Participants and Methods:High-resolution T2 and T1-weighted MRI were collected from 31 participants (14 left TLE; 6 right TLE; 11 healthy controls [HC], aged 18-61 years). Reconstructions of hippocampal subfields and estimates of their volumes were derived using the Automated Segmentation of Hippocampal Subfields (ASHS) pipeline. Total hippocampal volume was calculated by combining estimates of the subfields CA1-3, DG, and subiculum. To control for variations in head size, all volume estimates were divided by estimates of total brain volume.
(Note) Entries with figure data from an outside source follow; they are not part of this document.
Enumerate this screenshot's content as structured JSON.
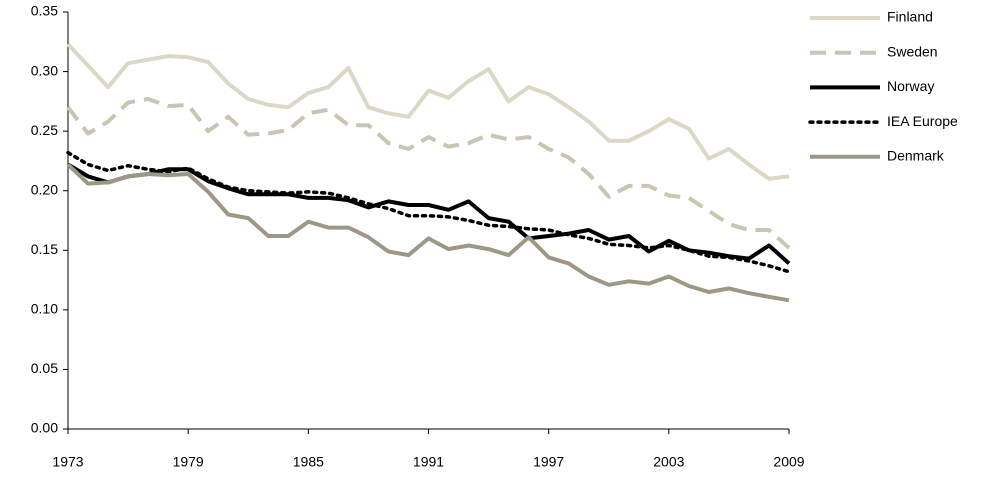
{
  "chart_data": {
    "type": "line",
    "x": [
      1973,
      1974,
      1975,
      1976,
      1977,
      1978,
      1979,
      1980,
      1981,
      1982,
      1983,
      1984,
      1985,
      1986,
      1987,
      1988,
      1989,
      1990,
      1991,
      1992,
      1993,
      1994,
      1995,
      1996,
      1997,
      1998,
      1999,
      2000,
      2001,
      2002,
      2003,
      2004,
      2005,
      2006,
      2007,
      2008,
      2009
    ],
    "xlim": [
      1973,
      2009
    ],
    "xticks": [
      1973,
      1979,
      1985,
      1991,
      1997,
      2003,
      2009
    ],
    "ylim": [
      0,
      0.35
    ],
    "yticks": [
      {
        "value": 0,
        "label": "0.00"
      },
      {
        "value": 0.05,
        "label": "0.05"
      },
      {
        "value": 0.1,
        "label": "0.10"
      },
      {
        "value": 0.15,
        "label": "0.15"
      },
      {
        "value": 0.2,
        "label": "0.20"
      },
      {
        "value": 0.25,
        "label": "0.25"
      },
      {
        "value": 0.3,
        "label": "0.30"
      },
      {
        "value": 0.35,
        "label": "0.35"
      }
    ],
    "legend": "right",
    "series": [
      {
        "name": "Finland",
        "color": "#dad8c6",
        "style": "solid",
        "values": [
          0.323,
          0.305,
          0.287,
          0.307,
          0.31,
          0.313,
          0.312,
          0.308,
          0.29,
          0.277,
          0.272,
          0.27,
          0.282,
          0.287,
          0.303,
          0.27,
          0.265,
          0.262,
          0.284,
          0.278,
          0.292,
          0.302,
          0.275,
          0.287,
          0.281,
          0.27,
          0.258,
          0.242,
          0.242,
          0.25,
          0.26,
          0.252,
          0.227,
          0.235,
          0.222,
          0.21,
          0.212
        ]
      },
      {
        "name": "Sweden",
        "color": "#c9c5b2",
        "style": "dashed",
        "values": [
          0.27,
          0.248,
          0.258,
          0.274,
          0.277,
          0.271,
          0.272,
          0.25,
          0.262,
          0.247,
          0.248,
          0.251,
          0.265,
          0.268,
          0.255,
          0.255,
          0.24,
          0.235,
          0.245,
          0.237,
          0.24,
          0.247,
          0.243,
          0.245,
          0.235,
          0.228,
          0.214,
          0.195,
          0.204,
          0.204,
          0.196,
          0.194,
          0.183,
          0.172,
          0.167,
          0.167,
          0.152
        ]
      },
      {
        "name": "Norway",
        "color": "#000000",
        "style": "solid",
        "values": [
          0.222,
          0.212,
          0.207,
          0.212,
          0.214,
          0.218,
          0.218,
          0.208,
          0.202,
          0.197,
          0.197,
          0.197,
          0.194,
          0.194,
          0.192,
          0.186,
          0.191,
          0.188,
          0.188,
          0.184,
          0.191,
          0.177,
          0.174,
          0.16,
          0.162,
          0.164,
          0.167,
          0.159,
          0.162,
          0.149,
          0.158,
          0.15,
          0.148,
          0.145,
          0.143,
          0.154,
          0.139
        ]
      },
      {
        "name": "IEA Europe",
        "color": "#000000",
        "style": "dotted",
        "values": [
          0.232,
          0.222,
          0.217,
          0.221,
          0.218,
          0.216,
          0.219,
          0.21,
          0.203,
          0.2,
          0.199,
          0.198,
          0.199,
          0.198,
          0.194,
          0.189,
          0.185,
          0.179,
          0.179,
          0.178,
          0.175,
          0.171,
          0.17,
          0.168,
          0.167,
          0.163,
          0.16,
          0.155,
          0.154,
          0.152,
          0.154,
          0.15,
          0.145,
          0.144,
          0.141,
          0.137,
          0.132
        ]
      },
      {
        "name": "Denmark",
        "color": "#9d9885",
        "style": "solid",
        "values": [
          0.222,
          0.206,
          0.207,
          0.212,
          0.214,
          0.213,
          0.214,
          0.199,
          0.18,
          0.177,
          0.162,
          0.162,
          0.174,
          0.169,
          0.169,
          0.161,
          0.149,
          0.146,
          0.16,
          0.151,
          0.154,
          0.151,
          0.146,
          0.161,
          0.144,
          0.139,
          0.128,
          0.121,
          0.124,
          0.122,
          0.128,
          0.12,
          0.115,
          0.118,
          0.114,
          0.111,
          0.108
        ]
      }
    ]
  }
}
To assess disease effects on hippocampal atrophy, hippocampi were recoded as either ipsilateral or contralateral to the side of seizure focus. Two sample t-tests at a whole-hippocampus level were used to test for ipsilateral and contralateral volume loss in patients relative to HC. To assess whether we replicated the selective histopathological patterns of subfield atrophy, we carried out mixed-effects ANOVA, coding for an interaction between diagnostic group and hippocampal subfield. Finally, to assess effects of disease load, non-parametric correlations were performed between subfield volume and age of first seizure and duration of illness.
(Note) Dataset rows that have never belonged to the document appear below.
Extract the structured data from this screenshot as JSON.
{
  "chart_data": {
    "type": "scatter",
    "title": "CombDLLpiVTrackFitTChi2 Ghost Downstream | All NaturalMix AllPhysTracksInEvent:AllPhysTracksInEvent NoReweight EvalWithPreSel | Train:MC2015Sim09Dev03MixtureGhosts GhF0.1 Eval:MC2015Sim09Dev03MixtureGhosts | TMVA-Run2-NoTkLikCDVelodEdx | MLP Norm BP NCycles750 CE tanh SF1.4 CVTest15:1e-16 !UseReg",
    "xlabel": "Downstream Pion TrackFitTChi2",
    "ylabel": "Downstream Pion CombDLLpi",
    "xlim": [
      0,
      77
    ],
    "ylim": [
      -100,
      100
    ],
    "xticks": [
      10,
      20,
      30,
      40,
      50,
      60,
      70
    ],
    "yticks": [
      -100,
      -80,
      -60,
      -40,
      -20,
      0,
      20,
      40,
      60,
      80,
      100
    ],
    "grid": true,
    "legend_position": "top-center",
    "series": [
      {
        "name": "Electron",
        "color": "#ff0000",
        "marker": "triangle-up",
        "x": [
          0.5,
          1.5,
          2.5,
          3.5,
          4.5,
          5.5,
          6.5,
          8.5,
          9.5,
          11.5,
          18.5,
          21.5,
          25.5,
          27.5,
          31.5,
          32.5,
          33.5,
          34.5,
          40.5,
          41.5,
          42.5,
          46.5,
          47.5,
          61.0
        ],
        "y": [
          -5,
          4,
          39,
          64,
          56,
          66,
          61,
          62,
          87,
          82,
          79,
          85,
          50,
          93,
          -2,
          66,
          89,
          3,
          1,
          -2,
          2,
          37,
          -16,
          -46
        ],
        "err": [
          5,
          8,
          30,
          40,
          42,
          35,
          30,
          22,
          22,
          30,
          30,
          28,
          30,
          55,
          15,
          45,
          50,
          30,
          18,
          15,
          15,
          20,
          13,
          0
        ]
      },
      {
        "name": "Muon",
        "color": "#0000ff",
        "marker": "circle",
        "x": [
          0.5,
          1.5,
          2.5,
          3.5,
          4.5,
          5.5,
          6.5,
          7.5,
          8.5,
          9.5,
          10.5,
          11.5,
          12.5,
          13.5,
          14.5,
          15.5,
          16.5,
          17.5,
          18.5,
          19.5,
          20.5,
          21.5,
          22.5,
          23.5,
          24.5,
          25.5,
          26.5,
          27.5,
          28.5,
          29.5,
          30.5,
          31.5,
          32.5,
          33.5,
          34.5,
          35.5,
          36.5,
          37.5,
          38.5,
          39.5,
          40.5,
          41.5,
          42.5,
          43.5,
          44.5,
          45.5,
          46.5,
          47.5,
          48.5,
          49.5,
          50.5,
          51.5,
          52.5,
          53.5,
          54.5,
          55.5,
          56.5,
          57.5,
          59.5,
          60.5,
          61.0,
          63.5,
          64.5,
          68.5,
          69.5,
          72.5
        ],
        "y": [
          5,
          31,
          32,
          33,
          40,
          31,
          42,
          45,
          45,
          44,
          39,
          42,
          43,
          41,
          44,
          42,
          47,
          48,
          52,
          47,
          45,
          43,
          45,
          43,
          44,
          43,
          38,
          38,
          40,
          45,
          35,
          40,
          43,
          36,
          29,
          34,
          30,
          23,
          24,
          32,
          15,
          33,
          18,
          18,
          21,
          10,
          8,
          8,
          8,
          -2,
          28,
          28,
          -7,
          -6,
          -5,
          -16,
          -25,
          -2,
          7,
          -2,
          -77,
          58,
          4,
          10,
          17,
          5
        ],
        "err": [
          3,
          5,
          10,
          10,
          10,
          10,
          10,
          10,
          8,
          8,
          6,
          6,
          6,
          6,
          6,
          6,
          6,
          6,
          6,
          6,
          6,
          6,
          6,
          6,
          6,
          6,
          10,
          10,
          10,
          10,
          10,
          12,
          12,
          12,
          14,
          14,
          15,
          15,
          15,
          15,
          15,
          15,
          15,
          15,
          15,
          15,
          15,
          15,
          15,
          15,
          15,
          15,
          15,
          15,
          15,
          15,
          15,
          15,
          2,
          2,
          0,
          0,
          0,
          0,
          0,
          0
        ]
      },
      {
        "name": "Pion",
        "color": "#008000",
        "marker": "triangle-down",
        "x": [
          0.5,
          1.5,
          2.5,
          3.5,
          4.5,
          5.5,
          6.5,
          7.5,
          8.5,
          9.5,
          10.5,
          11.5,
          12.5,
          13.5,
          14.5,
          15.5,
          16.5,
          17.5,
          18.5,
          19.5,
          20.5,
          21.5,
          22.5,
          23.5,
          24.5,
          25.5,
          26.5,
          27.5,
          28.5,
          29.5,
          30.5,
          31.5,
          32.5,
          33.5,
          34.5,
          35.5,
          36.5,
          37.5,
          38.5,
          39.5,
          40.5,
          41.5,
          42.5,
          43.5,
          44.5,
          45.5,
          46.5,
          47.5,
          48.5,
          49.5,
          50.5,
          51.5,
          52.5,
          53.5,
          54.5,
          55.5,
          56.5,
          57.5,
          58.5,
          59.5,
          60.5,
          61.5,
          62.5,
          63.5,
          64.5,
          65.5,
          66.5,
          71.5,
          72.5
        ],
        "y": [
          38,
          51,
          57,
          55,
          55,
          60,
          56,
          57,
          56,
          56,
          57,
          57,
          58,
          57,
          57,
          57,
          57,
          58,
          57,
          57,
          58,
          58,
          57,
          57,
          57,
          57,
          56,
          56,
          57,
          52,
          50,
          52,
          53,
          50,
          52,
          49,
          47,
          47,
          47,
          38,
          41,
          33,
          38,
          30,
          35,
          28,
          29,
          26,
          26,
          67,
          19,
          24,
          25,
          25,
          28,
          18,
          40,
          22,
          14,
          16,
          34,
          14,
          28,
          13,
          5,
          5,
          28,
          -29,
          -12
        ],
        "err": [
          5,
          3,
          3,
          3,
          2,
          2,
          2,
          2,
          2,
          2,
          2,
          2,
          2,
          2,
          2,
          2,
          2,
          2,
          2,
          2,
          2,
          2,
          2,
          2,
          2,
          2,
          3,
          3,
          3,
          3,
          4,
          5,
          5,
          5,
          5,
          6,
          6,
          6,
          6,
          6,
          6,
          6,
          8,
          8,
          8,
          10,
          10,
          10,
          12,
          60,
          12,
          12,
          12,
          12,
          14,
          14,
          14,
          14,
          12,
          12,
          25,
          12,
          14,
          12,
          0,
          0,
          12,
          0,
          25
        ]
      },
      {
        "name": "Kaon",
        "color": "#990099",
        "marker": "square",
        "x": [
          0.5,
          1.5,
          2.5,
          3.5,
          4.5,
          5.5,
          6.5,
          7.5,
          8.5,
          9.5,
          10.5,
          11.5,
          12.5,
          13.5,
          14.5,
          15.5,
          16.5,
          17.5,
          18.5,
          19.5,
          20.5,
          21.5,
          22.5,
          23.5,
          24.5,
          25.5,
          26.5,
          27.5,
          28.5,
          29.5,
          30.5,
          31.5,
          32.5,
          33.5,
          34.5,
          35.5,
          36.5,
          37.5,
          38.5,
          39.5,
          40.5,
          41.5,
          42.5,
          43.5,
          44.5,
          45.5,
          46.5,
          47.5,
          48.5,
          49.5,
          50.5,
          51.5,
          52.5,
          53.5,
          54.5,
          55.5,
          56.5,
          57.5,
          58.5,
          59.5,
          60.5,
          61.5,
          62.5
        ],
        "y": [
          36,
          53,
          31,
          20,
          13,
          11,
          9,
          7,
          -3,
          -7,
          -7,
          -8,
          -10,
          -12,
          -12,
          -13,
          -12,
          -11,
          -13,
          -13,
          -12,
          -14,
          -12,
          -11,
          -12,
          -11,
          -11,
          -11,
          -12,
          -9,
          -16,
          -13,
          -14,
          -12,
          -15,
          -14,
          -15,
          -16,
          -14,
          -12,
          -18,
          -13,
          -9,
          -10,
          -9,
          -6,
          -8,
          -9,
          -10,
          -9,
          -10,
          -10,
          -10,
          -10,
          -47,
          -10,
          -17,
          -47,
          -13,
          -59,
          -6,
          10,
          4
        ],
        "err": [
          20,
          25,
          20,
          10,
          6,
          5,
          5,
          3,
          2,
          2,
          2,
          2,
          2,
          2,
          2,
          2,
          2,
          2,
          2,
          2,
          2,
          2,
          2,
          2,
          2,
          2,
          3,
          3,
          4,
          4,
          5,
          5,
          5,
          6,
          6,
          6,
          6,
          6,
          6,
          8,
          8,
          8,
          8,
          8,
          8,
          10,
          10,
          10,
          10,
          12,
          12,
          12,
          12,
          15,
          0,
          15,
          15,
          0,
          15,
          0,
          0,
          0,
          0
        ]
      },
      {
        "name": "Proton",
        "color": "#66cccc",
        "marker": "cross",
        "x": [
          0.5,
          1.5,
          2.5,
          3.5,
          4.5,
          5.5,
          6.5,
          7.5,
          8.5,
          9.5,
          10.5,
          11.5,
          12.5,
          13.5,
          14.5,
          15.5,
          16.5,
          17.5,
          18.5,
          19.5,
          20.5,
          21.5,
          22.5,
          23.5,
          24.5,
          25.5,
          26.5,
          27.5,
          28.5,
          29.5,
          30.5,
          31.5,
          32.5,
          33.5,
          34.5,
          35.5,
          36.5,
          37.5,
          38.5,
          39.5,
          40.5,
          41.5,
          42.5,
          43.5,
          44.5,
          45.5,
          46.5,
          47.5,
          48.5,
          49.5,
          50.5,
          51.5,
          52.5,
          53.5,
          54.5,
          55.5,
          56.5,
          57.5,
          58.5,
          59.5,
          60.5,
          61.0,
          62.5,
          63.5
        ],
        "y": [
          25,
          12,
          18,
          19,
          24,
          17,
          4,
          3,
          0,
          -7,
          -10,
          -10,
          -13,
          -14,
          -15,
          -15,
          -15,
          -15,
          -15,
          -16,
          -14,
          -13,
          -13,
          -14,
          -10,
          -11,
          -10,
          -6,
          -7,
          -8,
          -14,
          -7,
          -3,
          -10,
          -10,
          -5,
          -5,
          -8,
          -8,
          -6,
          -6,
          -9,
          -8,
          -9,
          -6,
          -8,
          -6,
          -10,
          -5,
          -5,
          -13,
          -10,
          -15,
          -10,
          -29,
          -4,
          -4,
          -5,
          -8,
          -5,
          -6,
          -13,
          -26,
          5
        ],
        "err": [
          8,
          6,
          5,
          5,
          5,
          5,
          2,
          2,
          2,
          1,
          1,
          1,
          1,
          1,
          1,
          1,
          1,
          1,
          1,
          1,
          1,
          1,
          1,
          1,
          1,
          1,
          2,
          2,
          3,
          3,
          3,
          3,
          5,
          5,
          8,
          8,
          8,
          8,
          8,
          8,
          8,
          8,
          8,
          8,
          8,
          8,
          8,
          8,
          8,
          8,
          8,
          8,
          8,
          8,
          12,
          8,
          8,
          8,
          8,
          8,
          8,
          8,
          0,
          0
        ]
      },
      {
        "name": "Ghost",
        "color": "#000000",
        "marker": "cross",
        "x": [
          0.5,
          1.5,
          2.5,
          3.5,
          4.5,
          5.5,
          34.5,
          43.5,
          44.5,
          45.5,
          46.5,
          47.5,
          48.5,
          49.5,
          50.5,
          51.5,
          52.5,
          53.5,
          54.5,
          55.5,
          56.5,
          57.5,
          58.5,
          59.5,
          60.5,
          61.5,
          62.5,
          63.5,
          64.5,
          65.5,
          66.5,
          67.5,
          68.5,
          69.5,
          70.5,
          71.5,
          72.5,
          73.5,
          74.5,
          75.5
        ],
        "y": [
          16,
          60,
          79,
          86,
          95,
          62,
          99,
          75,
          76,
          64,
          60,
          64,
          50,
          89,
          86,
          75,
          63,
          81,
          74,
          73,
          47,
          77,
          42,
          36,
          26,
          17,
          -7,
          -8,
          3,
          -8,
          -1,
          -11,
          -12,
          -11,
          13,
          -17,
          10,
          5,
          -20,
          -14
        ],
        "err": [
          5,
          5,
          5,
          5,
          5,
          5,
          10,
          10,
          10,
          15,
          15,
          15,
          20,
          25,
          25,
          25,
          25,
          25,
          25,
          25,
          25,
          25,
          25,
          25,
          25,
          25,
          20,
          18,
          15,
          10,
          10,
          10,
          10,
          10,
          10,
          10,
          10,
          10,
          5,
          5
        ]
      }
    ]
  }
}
Results:Patients had significantly smaller total ipsilateral hippocampal volume compared with HC (d=1.23, p<.005). Contralateral hippocampus did not significantly differ between TLE and HC. Examining individual subfields for the ipsilateral hemisphere revealed significant main-effects for group (F(1, 29)=8.2, p<0.01), subfields (F(4, 115)=550.5, p<0.005), and their interaction (F(4, 115)=8.1, p<0.001). Post-hoc tests revealed that TLE had significantly smaller volume in the ipsilateral CA1 (d=-2.0, p<0.001) and DG (d = -1.4, p<0.005). Longer duration of illness was associated with smaller volume of ipsilateral CA2 (p=-0.492, p<0.05) and larger volume of contralateral whole-hippocampus (p=0.689, p<0.001), CA1 (p=0.614, p < 0.005), and DG (p=0.450, p<0.05).
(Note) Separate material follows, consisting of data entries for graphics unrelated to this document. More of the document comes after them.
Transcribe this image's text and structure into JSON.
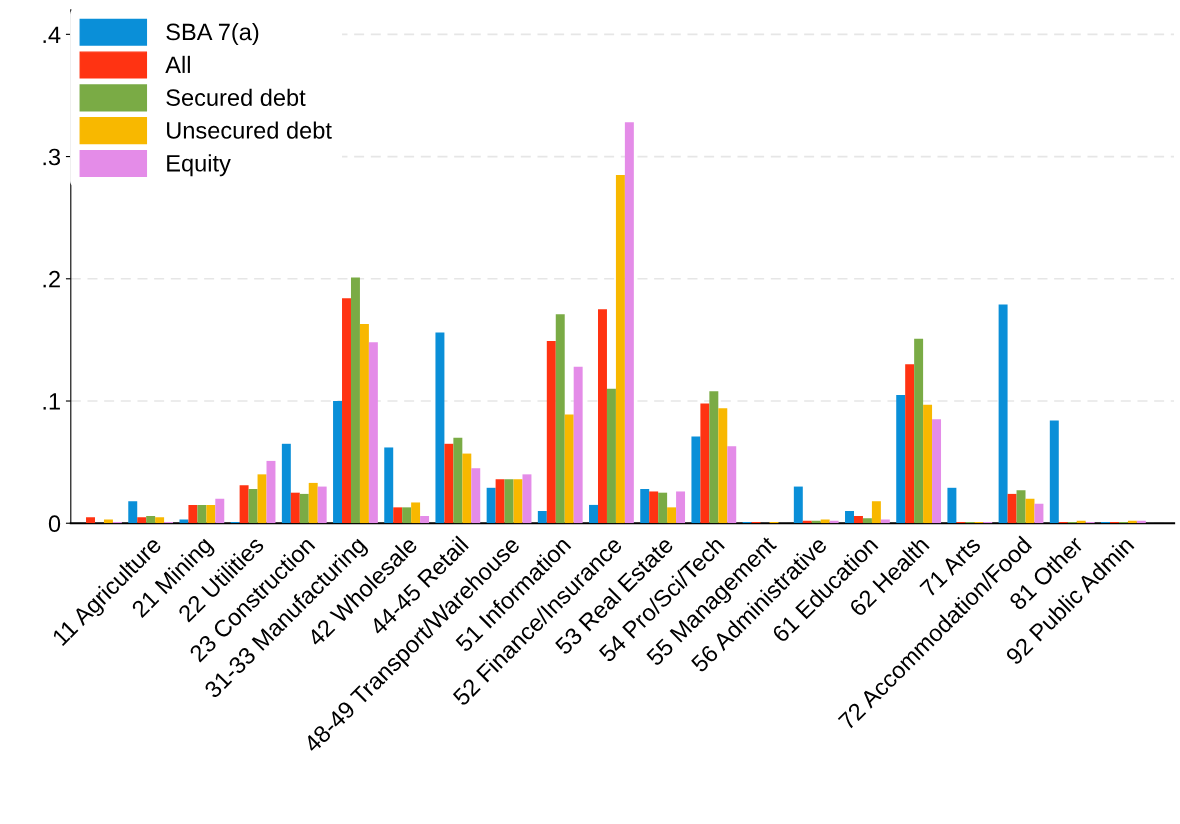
{
  "chart_data": {
    "type": "bar",
    "categories": [
      null,
      "11 Agriculture",
      "21 Mining",
      "22 Utilities",
      "23 Construction",
      "31-33 Manufacturing",
      "42 Wholesale",
      "44-45 Retail",
      "48-49 Transport/Warehouse",
      "51 Information",
      "52 Finance/Insurance",
      "53 Real Estate",
      "54 Pro/Sci/Tech",
      "55 Management",
      "56 Administrative",
      "61 Education",
      "62 Health",
      "71 Arts",
      "72 Accommodation/Food",
      "81 Other",
      "92 Public Admin"
    ],
    "series": [
      {
        "name": "SBA 7(a)",
        "color": "#0a8fd8",
        "values": [
          0,
          0.018,
          0.003,
          0.001,
          0.065,
          0.1,
          0.062,
          0.156,
          0.029,
          0.01,
          0.015,
          0.028,
          0.071,
          0.001,
          0.03,
          0.01,
          0.105,
          0.029,
          0.179,
          0.084,
          0.001
        ]
      },
      {
        "name": "All",
        "color": "#ff3312",
        "values": [
          0.005,
          0.005,
          0.015,
          0.031,
          0.025,
          0.184,
          0.013,
          0.065,
          0.036,
          0.149,
          0.175,
          0.026,
          0.098,
          0.001,
          0.002,
          0.006,
          0.13,
          0.001,
          0.024,
          0.001,
          0.001
        ]
      },
      {
        "name": "Secured debt",
        "color": "#7aab45",
        "values": [
          0,
          0.006,
          0.015,
          0.028,
          0.024,
          0.201,
          0.013,
          0.07,
          0.036,
          0.171,
          0.11,
          0.025,
          0.108,
          0,
          0.002,
          0.004,
          0.151,
          0.001,
          0.027,
          0.001,
          0.001
        ]
      },
      {
        "name": "Unsecured debt",
        "color": "#f8b800",
        "values": [
          0.003,
          0.005,
          0.015,
          0.04,
          0.033,
          0.163,
          0.017,
          0.057,
          0.036,
          0.089,
          0.285,
          0.013,
          0.094,
          0.001,
          0.003,
          0.018,
          0.097,
          0.001,
          0.02,
          0.002,
          0.002
        ]
      },
      {
        "name": "Equity",
        "color": "#e48ce8",
        "values": [
          0.001,
          0.001,
          0.02,
          0.051,
          0.03,
          0.148,
          0.006,
          0.045,
          0.04,
          0.128,
          0.328,
          0.026,
          0.063,
          0,
          0.002,
          0.003,
          0.085,
          0.001,
          0.016,
          0.001,
          0.002
        ]
      }
    ],
    "ylim": [
      0,
      0.42
    ],
    "yticks": [
      0,
      {
        "value": 0.1,
        "label": ".1"
      },
      {
        "value": 0.2,
        "label": ".2"
      },
      {
        "value": 0.3,
        "label": ".3"
      },
      {
        "value": 0.4,
        "label": ".4"
      }
    ],
    "grid": "y",
    "legend": "top left"
  }
}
Conclusions:Histopathological characterization after surgery has revealed important associations between hippocampal subfield cell loss and memory impairments in patients with TLE. Here we demonstrate that non-invasive neuroimaging can detect a pattern of subfield atrophy in TLE (i.e., CA1/DG) that matches the most common form of histopathologically-observed hippocampal sclerosis in TLE (HS Type 1) and has been linked directly to both verbal and visuospatial memory impairment. Finally, we found evidence that longer disease duration is associated with larger contralateral hippocampal volume, driven by increases in CA1 and DG. This may reflect subfield-specific functional reorganization to the unaffected brain tissue, a compensatory effect which may have important implications for patient function and successful treatment outcomes.